Ancak kömür, doğal gaz ve petrol yakıyoruz. Bunlar yakıldığında içlerindeki karbon açığa çıkıyor. Bu karbon başka elementlerle birleşip ağırlaşıyor; yükselmek yerine dünya yüzeyine düşüyor. İşin en kötü tarafı şu; bu elementler karbondioksitten çok daha fazla ısı yaratıyorlar.
Metan 25 kat, Azot Protoksit 298 kat daha fazla ısı tutulmasına sebep oluyor.
Enerji ekvatora doğru hareket ettikçe ısı salınımları artıyor; ya fazla ısınıyor ya fazla soğuk oluyor. Kuvvetli yağmurlar, zamansız yağışlar, hiç gelmeyen yağmurlar.... gittikçe artıyor.
Buraya kadar yazılanlar yeterli gibi gelebilir ama değil.
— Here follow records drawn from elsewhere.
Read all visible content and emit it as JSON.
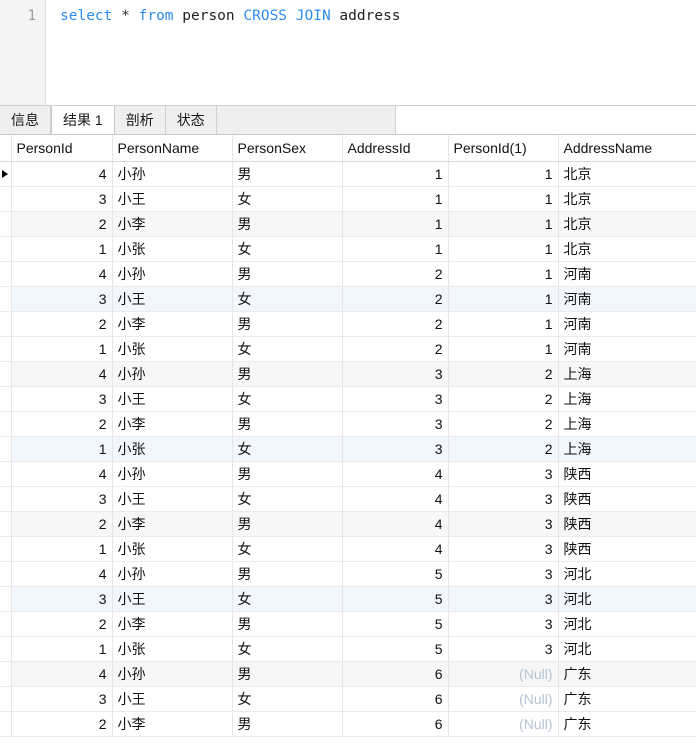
{
  "editor": {
    "line_number": "1",
    "sql_tokens": [
      {
        "text": "select",
        "type": "keyword"
      },
      {
        "text": " ",
        "type": "plain"
      },
      {
        "text": "*",
        "type": "operator"
      },
      {
        "text": " ",
        "type": "plain"
      },
      {
        "text": "from",
        "type": "keyword"
      },
      {
        "text": " ",
        "type": "plain"
      },
      {
        "text": "person",
        "type": "plain"
      },
      {
        "text": " ",
        "type": "plain"
      },
      {
        "text": "CROSS",
        "type": "keyword"
      },
      {
        "text": " ",
        "type": "plain"
      },
      {
        "text": "JOIN",
        "type": "keyword"
      },
      {
        "text": " ",
        "type": "plain"
      },
      {
        "text": "address",
        "type": "plain"
      }
    ],
    "sql_text": "select * from person CROSS JOIN address",
    "keyword_color": "#2d8cf0",
    "plain_color": "#222222"
  },
  "tabs": {
    "items": [
      {
        "label": "信息",
        "active": false
      },
      {
        "label": "结果 1",
        "active": true
      },
      {
        "label": "剖析",
        "active": false
      },
      {
        "label": "状态",
        "active": false
      }
    ]
  },
  "result_grid": {
    "selected_column": "PersonId",
    "current_row_index": 0,
    "null_label": "(Null)",
    "null_color": "#b4c4d4",
    "selected_header_color": "#d6e8f7",
    "tint_gray_color": "#f7f7f7",
    "tint_blue_color": "#f1f7fd",
    "columns": [
      {
        "key": "PersonId",
        "label": "PersonId",
        "align": "right"
      },
      {
        "key": "PersonName",
        "label": "PersonName",
        "align": "left"
      },
      {
        "key": "PersonSex",
        "label": "PersonSex",
        "align": "left"
      },
      {
        "key": "AddressId",
        "label": "AddressId",
        "align": "right"
      },
      {
        "key": "PersonId(1)",
        "label": "PersonId(1)",
        "align": "right"
      },
      {
        "key": "AddressName",
        "label": "AddressName",
        "align": "left"
      }
    ],
    "rows": [
      {
        "PersonId": "4",
        "PersonName": "小孙",
        "PersonSex": "男",
        "AddressId": "1",
        "PersonId1": "1",
        "AddressName": "北京",
        "tint": "none",
        "marker": true
      },
      {
        "PersonId": "3",
        "PersonName": "小王",
        "PersonSex": "女",
        "AddressId": "1",
        "PersonId1": "1",
        "AddressName": "北京",
        "tint": "none",
        "marker": false
      },
      {
        "PersonId": "2",
        "PersonName": "小李",
        "PersonSex": "男",
        "AddressId": "1",
        "PersonId1": "1",
        "AddressName": "北京",
        "tint": "gray",
        "marker": false
      },
      {
        "PersonId": "1",
        "PersonName": "小张",
        "PersonSex": "女",
        "AddressId": "1",
        "PersonId1": "1",
        "AddressName": "北京",
        "tint": "none",
        "marker": false
      },
      {
        "PersonId": "4",
        "PersonName": "小孙",
        "PersonSex": "男",
        "AddressId": "2",
        "PersonId1": "1",
        "AddressName": "河南",
        "tint": "none",
        "marker": false
      },
      {
        "PersonId": "3",
        "PersonName": "小王",
        "PersonSex": "女",
        "AddressId": "2",
        "PersonId1": "1",
        "AddressName": "河南",
        "tint": "blue",
        "marker": false
      },
      {
        "PersonId": "2",
        "PersonName": "小李",
        "PersonSex": "男",
        "AddressId": "2",
        "PersonId1": "1",
        "AddressName": "河南",
        "tint": "none",
        "marker": false
      },
      {
        "PersonId": "1",
        "PersonName": "小张",
        "PersonSex": "女",
        "AddressId": "2",
        "PersonId1": "1",
        "AddressName": "河南",
        "tint": "none",
        "marker": false
      },
      {
        "PersonId": "4",
        "PersonName": "小孙",
        "PersonSex": "男",
        "AddressId": "3",
        "PersonId1": "2",
        "AddressName": "上海",
        "tint": "gray",
        "marker": false
      },
      {
        "PersonId": "3",
        "PersonName": "小王",
        "PersonSex": "女",
        "AddressId": "3",
        "PersonId1": "2",
        "AddressName": "上海",
        "tint": "none",
        "marker": false
      },
      {
        "PersonId": "2",
        "PersonName": "小李",
        "PersonSex": "男",
        "AddressId": "3",
        "PersonId1": "2",
        "AddressName": "上海",
        "tint": "none",
        "marker": false
      },
      {
        "PersonId": "1",
        "PersonName": "小张",
        "PersonSex": "女",
        "AddressId": "3",
        "PersonId1": "2",
        "AddressName": "上海",
        "tint": "blue",
        "marker": false
      },
      {
        "PersonId": "4",
        "PersonName": "小孙",
        "PersonSex": "男",
        "AddressId": "4",
        "PersonId1": "3",
        "AddressName": "陕西",
        "tint": "none",
        "marker": false
      },
      {
        "PersonId": "3",
        "PersonName": "小王",
        "PersonSex": "女",
        "AddressId": "4",
        "PersonId1": "3",
        "AddressName": "陕西",
        "tint": "none",
        "marker": false
      },
      {
        "PersonId": "2",
        "PersonName": "小李",
        "PersonSex": "男",
        "AddressId": "4",
        "PersonId1": "3",
        "AddressName": "陕西",
        "tint": "gray",
        "marker": false
      },
      {
        "PersonId": "1",
        "PersonName": "小张",
        "PersonSex": "女",
        "AddressId": "4",
        "PersonId1": "3",
        "AddressName": "陕西",
        "tint": "none",
        "marker": false
      },
      {
        "PersonId": "4",
        "PersonName": "小孙",
        "PersonSex": "男",
        "AddressId": "5",
        "PersonId1": "3",
        "AddressName": "河北",
        "tint": "none",
        "marker": false
      },
      {
        "PersonId": "3",
        "PersonName": "小王",
        "PersonSex": "女",
        "AddressId": "5",
        "PersonId1": "3",
        "AddressName": "河北",
        "tint": "blue",
        "marker": false
      },
      {
        "PersonId": "2",
        "PersonName": "小李",
        "PersonSex": "男",
        "AddressId": "5",
        "PersonId1": "3",
        "AddressName": "河北",
        "tint": "none",
        "marker": false
      },
      {
        "PersonId": "1",
        "PersonName": "小张",
        "PersonSex": "女",
        "AddressId": "5",
        "PersonId1": "3",
        "AddressName": "河北",
        "tint": "none",
        "marker": false
      },
      {
        "PersonId": "4",
        "PersonName": "小孙",
        "PersonSex": "男",
        "AddressId": "6",
        "PersonId1": "(Null)",
        "AddressName": "广东",
        "tint": "gray",
        "marker": false
      },
      {
        "PersonId": "3",
        "PersonName": "小王",
        "PersonSex": "女",
        "AddressId": "6",
        "PersonId1": "(Null)",
        "AddressName": "广东",
        "tint": "none",
        "marker": false
      },
      {
        "PersonId": "2",
        "PersonName": "小李",
        "PersonSex": "男",
        "AddressId": "6",
        "PersonId1": "(Null)",
        "AddressName": "广东",
        "tint": "none",
        "marker": false
      }
    ]
  }
}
Çünkü bir çok bilim insanı toprakta olan biten ve yapılanların bu bozuk döngüye etkisi olmadığını zannediyor yada bundan bahsetmek işlerine gelmiyor.
Toprağı sürdüğümüzde toprağın alt katmanlarını güneşle buluştururuz. Bu alanlara ilk gelenler topraktaki bakterilerdir. Sayıları patlar.
Topraktaki organik maddeyi tüketmeye başlar ve karbon dioksiti açığa çıkartırlar.
Sağlıklı bir toprakta olması gereken bu aşırı artan sayıdaki bakterilerin daha büyük mikroorganizmalar tarafından yenmesi ve onların dışkılarından bitkilerin beslenmesidir.
Ancak bu mikroorganizmalar sürme esnasında parçalandıkları, eklenen kimyasal gübrelerle zayıfladıkları ve zehirlerle (ilaç denen) yok edildikleri için bakterilerin sayısının artmasına engel kalmamıştır. Hızla yeni besin kaynaklarını yok edip karbon dioksiti atmosfere salarlar.
Ama karbon dioksit en kötü gaz değildir. Yukarıda bahsettiğimiz ve çok daha fazla ısıyı tutan gazlar esas tehlikedir.
Daha önceki yazılarda bahsetmiştik; toprağın sürülmesi alt katmanlarda sıkışmaya ve bunun neticesinde oksijensiz kalan ortamda ANAYROBİK (Oksijenle beslenmeyen) organizmaların oluşmasına yol açar.
İşte bu organizmalar NO2 ve NO3'ü dönüştürüp atmosferde ısıya yol açan bu gazların açığa çıkmasına sebep olurlar.
Sürme işlemiyle;
*Topraktaki değerli KARBON kaybedilmiştir;
*Ağır gazlar atmosfere, dünyanın yüzeyine yığılmıştır;
*Hava değişimleri gelecekte başımızı bugünden çok daha fazla ağrıtacaktır;
*Bitki ve insan hastalıklarının artmasına sebep olacaktır.